Police officer numbers in London to fall below 32,000 again

The Metropolitan Police will miss its target of 32,000 officers next year for the fifth year running, the Greater London Authority’s (GLA) Budget and Performance Committee has found.

Both the MPS and the Mayor’s Office for Policing and Crime (MOPAC) insist the target is still in place but have not specified how they intend to meet it in the future.

Describing the force’s savings targets as “highly optimistic”, the GLA called on MOPAC to finally set a goal more in line with operational needs.

It also pointed out that mayor Sadiq Khan could do more to support the MPS by moving money from other parts of his budget.

Committee chair Gareth Bacon said the MPS and MOPAC “need to be realistic” over officer numbers going forward.

A spokesperson added: “We have branded the 32,000 target as problematic in the past.
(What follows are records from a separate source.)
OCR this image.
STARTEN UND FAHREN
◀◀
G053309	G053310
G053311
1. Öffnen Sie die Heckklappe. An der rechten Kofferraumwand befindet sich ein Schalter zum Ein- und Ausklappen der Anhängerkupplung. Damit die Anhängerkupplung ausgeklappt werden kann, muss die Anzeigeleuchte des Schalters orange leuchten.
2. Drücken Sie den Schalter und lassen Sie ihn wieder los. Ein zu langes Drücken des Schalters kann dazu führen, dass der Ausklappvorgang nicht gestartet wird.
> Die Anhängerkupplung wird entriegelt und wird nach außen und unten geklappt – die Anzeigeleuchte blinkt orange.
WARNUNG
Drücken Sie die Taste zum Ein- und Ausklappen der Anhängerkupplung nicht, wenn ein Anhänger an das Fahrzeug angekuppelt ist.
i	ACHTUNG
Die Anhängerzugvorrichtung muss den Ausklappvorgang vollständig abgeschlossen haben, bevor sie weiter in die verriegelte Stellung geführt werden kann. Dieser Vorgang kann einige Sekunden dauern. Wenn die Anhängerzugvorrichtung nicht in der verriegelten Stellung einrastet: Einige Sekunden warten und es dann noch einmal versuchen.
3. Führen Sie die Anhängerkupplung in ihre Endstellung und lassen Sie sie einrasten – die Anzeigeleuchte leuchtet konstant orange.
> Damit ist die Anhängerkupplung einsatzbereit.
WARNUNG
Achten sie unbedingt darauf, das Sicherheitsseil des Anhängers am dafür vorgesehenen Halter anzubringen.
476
We maintain this view… the target has become too politicised and one that political figures debate frequently but has little relevance to operational needs.
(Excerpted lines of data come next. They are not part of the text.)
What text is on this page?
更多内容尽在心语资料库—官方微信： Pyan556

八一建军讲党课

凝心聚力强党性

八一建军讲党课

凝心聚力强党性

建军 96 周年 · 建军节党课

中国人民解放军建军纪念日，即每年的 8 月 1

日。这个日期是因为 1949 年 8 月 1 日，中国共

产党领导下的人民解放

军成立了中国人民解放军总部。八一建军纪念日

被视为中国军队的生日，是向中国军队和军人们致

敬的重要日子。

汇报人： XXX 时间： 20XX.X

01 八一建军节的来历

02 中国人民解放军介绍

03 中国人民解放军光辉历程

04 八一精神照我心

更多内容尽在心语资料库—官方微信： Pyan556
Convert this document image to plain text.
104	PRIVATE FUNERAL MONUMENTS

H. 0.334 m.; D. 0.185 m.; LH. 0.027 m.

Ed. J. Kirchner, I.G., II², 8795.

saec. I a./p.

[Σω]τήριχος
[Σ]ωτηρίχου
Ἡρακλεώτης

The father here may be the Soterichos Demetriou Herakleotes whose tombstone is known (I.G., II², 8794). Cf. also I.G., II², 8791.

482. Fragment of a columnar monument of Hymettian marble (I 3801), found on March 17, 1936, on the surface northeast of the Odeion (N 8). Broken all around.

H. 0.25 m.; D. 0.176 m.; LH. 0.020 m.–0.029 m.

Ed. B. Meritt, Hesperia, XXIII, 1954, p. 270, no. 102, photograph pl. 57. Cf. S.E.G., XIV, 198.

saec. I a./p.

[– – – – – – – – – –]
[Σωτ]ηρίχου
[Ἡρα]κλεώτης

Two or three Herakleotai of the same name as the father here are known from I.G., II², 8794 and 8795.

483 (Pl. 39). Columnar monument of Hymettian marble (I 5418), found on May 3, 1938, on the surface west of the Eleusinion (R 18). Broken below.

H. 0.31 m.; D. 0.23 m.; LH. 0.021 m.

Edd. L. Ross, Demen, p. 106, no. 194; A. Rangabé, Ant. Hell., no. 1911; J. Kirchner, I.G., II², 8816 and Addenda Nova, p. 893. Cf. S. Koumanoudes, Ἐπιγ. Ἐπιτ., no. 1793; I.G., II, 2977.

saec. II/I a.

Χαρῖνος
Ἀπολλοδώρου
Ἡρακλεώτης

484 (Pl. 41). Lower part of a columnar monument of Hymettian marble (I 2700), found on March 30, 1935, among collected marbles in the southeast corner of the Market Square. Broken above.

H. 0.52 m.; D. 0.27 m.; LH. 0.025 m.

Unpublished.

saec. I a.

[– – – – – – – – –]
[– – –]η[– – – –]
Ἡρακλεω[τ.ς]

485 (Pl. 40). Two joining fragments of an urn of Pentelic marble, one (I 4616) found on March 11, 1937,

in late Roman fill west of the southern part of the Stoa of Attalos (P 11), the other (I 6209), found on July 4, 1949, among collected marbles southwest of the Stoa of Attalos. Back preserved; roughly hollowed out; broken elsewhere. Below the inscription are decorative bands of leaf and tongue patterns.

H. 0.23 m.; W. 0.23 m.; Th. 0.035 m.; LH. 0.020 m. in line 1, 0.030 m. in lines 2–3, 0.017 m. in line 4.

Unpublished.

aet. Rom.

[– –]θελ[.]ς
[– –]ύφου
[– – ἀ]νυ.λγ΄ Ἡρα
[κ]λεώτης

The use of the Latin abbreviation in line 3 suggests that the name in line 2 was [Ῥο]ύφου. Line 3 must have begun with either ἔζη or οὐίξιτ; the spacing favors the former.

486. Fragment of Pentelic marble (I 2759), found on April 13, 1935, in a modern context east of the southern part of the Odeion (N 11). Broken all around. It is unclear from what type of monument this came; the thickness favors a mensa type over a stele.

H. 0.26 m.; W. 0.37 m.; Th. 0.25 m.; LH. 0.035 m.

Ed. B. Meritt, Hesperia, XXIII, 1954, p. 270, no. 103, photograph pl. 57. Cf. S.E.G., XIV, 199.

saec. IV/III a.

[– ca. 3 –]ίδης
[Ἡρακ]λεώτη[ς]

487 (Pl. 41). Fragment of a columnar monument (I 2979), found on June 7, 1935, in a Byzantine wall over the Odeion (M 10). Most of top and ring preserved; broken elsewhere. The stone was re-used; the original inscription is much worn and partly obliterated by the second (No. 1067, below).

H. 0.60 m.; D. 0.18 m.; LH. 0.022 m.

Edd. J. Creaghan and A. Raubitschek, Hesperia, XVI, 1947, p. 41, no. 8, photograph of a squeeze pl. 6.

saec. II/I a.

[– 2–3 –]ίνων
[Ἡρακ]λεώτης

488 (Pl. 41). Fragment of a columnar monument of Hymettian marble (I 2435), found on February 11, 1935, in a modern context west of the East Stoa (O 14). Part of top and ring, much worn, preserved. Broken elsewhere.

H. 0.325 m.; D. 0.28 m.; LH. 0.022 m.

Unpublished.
“Police officer numbers should become an operational decision.”

Seventy per cent of the MPS’s £3.27 billion budget comes from Home Office grants and 20 per cent is provided by MOPAC.

The force has already taken £600 million out of its budget but will have to find another £443 million by 2020/21 just to maintain its current position.

The MPS has accepted that it will struggle to deliver its Policing and Crime Plan and Commissioner Cressida Dick has warned that some services will have to be reduced.

It suggested it could meet some of this requirement by selling more properties and driving more IT efficiencies – but must still find more than £185 million even if its plans work out exactly as intended.

The GLA report, published on Tuesday (October 10), added that the MPS has not yet delivered the savings that it has already promised and needs to take further action.

The strategic target of 32,000 officers was set by former mayor Boris Johnson in an attempt to ensure the MPS did not meet budget cuts by deliberately thinning the front line.

However, the last time the MPS had more than 32,000 officers was in July 2012 and it will miss the target again next year as £38 million has been removed from its police officer budget.

Deputy Commissioner Craig Mackey has indicated that the force is now modelling for 30,000 officers and this level may reduce further.